The newly announced Midlands Patient Safety Research Collaboration will bring together NHS trusts, universities and private business to evaluate how digital tools can help clinical decision making and reduce danger for patients.
Problems can arise if communication is poor between medics when patients move between departments.
Professor Alice Turner of Birmingham University said: “The power of new technology available to us means that we can address one of the ongoing areas of risk for patients, which is effective communication and clinical decision making.
Digital decision-making tools could improve prescribing and personalised management for patients needing emergency care.
Importantly, these tools should provide a smoother flow of information between healthcare professionals in acute care between hospitals, doctors and the West Midlands Ambulance Service, and hopefully reduce risks of patient harm at key points during acute care.
Professor Elizabeth Sapey, also of Birmingham University said: “The vision is that every healthcare professional involved in a patient’s journey in acute care has access to the same information, the same decision-making support, and is able to both spot and flag any point where patients might be at increased risk of harm.
“We know that a disproportionate number of medical errors happen in acute services, and around half of patients experience a clinical error in what can be a complex journey.

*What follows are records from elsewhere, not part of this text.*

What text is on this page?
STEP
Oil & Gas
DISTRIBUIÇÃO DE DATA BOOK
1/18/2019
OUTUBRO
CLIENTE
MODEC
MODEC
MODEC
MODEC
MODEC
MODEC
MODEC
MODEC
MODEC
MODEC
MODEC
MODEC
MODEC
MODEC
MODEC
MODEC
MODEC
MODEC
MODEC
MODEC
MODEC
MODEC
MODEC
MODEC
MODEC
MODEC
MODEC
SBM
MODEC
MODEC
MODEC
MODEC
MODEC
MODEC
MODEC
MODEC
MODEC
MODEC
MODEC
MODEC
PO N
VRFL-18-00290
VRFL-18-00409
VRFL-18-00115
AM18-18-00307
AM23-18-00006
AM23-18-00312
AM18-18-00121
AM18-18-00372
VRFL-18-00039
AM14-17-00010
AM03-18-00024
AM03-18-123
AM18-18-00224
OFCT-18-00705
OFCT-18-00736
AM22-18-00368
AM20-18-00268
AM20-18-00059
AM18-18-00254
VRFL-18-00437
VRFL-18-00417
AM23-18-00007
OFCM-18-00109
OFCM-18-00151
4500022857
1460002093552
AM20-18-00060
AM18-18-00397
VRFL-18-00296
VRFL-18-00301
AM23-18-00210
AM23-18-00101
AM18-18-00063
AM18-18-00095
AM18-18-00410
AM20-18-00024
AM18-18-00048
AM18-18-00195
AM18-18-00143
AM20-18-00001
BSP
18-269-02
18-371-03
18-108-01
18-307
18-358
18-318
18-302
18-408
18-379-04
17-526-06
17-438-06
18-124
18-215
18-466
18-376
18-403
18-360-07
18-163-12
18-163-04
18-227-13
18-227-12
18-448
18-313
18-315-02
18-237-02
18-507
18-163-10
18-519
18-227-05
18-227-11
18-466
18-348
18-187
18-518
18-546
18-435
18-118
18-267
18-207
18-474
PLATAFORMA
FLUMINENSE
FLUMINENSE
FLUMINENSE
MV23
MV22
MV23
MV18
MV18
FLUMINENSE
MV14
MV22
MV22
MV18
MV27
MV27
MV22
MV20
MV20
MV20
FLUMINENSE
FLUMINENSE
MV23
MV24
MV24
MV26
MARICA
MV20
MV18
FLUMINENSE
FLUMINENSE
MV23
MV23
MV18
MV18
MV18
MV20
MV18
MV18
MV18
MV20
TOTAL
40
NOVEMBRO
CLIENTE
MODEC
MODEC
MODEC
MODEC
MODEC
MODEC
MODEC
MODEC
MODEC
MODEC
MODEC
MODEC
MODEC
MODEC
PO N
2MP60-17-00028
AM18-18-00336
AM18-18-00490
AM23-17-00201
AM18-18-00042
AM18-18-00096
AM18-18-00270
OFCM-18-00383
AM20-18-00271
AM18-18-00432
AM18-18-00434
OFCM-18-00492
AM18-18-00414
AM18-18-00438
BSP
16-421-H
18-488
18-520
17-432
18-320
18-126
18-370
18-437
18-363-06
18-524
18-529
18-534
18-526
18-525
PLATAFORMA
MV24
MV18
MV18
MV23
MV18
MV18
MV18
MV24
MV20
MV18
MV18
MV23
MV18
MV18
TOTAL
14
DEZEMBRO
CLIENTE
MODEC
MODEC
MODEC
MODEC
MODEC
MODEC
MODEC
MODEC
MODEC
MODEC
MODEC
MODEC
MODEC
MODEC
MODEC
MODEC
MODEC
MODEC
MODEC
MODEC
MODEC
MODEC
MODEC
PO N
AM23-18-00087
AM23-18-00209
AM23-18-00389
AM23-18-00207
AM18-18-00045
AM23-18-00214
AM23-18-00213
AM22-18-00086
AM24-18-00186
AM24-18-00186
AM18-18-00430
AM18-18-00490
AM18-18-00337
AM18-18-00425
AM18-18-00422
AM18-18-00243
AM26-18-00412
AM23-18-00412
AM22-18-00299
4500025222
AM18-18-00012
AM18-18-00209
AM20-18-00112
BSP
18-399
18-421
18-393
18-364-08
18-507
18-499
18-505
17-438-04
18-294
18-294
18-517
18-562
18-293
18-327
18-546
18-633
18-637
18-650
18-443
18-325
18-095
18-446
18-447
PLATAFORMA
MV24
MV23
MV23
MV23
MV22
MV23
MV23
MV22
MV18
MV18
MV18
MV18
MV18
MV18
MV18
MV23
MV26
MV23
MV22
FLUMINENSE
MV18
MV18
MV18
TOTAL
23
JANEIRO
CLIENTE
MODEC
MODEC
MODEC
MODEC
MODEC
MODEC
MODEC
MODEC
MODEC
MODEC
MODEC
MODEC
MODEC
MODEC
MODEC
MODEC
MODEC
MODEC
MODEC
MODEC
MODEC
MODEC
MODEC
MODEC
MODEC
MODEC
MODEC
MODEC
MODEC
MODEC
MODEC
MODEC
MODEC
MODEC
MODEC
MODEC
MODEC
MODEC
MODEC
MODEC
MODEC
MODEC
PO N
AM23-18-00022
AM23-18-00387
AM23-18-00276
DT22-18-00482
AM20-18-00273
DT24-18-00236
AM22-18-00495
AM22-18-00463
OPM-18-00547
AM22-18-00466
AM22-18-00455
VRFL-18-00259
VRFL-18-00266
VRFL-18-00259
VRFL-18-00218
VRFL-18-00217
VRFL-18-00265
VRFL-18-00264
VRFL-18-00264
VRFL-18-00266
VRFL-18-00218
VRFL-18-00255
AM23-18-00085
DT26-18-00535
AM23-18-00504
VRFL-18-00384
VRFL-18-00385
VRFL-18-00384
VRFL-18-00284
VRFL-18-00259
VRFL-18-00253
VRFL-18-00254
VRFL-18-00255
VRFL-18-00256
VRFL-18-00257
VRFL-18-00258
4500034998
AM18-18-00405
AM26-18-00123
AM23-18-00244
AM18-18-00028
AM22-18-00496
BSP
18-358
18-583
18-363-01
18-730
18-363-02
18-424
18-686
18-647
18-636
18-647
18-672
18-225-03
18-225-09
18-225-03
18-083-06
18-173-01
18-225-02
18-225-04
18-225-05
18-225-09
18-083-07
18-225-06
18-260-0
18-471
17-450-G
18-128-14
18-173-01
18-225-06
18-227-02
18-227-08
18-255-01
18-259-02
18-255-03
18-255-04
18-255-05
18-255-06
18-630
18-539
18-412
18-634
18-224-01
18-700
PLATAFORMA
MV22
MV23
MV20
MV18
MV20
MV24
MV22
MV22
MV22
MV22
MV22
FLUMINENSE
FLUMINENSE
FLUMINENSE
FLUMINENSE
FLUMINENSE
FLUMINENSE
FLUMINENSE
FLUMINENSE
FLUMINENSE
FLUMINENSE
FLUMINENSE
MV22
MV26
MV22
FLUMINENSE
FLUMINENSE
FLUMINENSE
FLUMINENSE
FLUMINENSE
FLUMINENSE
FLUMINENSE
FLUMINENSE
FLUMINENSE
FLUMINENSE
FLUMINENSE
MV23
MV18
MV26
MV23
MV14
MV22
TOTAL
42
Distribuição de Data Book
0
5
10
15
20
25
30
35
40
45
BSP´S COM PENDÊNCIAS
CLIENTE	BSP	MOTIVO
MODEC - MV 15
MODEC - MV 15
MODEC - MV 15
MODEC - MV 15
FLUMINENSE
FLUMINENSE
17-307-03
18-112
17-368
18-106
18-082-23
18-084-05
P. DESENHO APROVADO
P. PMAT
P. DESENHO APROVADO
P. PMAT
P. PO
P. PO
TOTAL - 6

“As acute care becomes more heavily relied on, it is critical we use technology to ensure that our patients are kept safe and risk is managed.”
Mothers and babies will also benefit from the research collaboration to look at how digital tools can support antenatal decision making.
It is known that mothers in marginalised groups have worse outcomes and quality of care compared to the general population.
Professor Shakila Thangaratinam, consultant obstetrician at Birmingham Women’s Hospital, said: “Maternal and perinatal mortality reports in the UK have highlighted that there are real issues when it comes to identifying and responding to risk.
“One of the key priorities is identifying early in pregnancy those mothers who need the extra support and care, thereby ensuring that women receive individualised care during pregnancy.”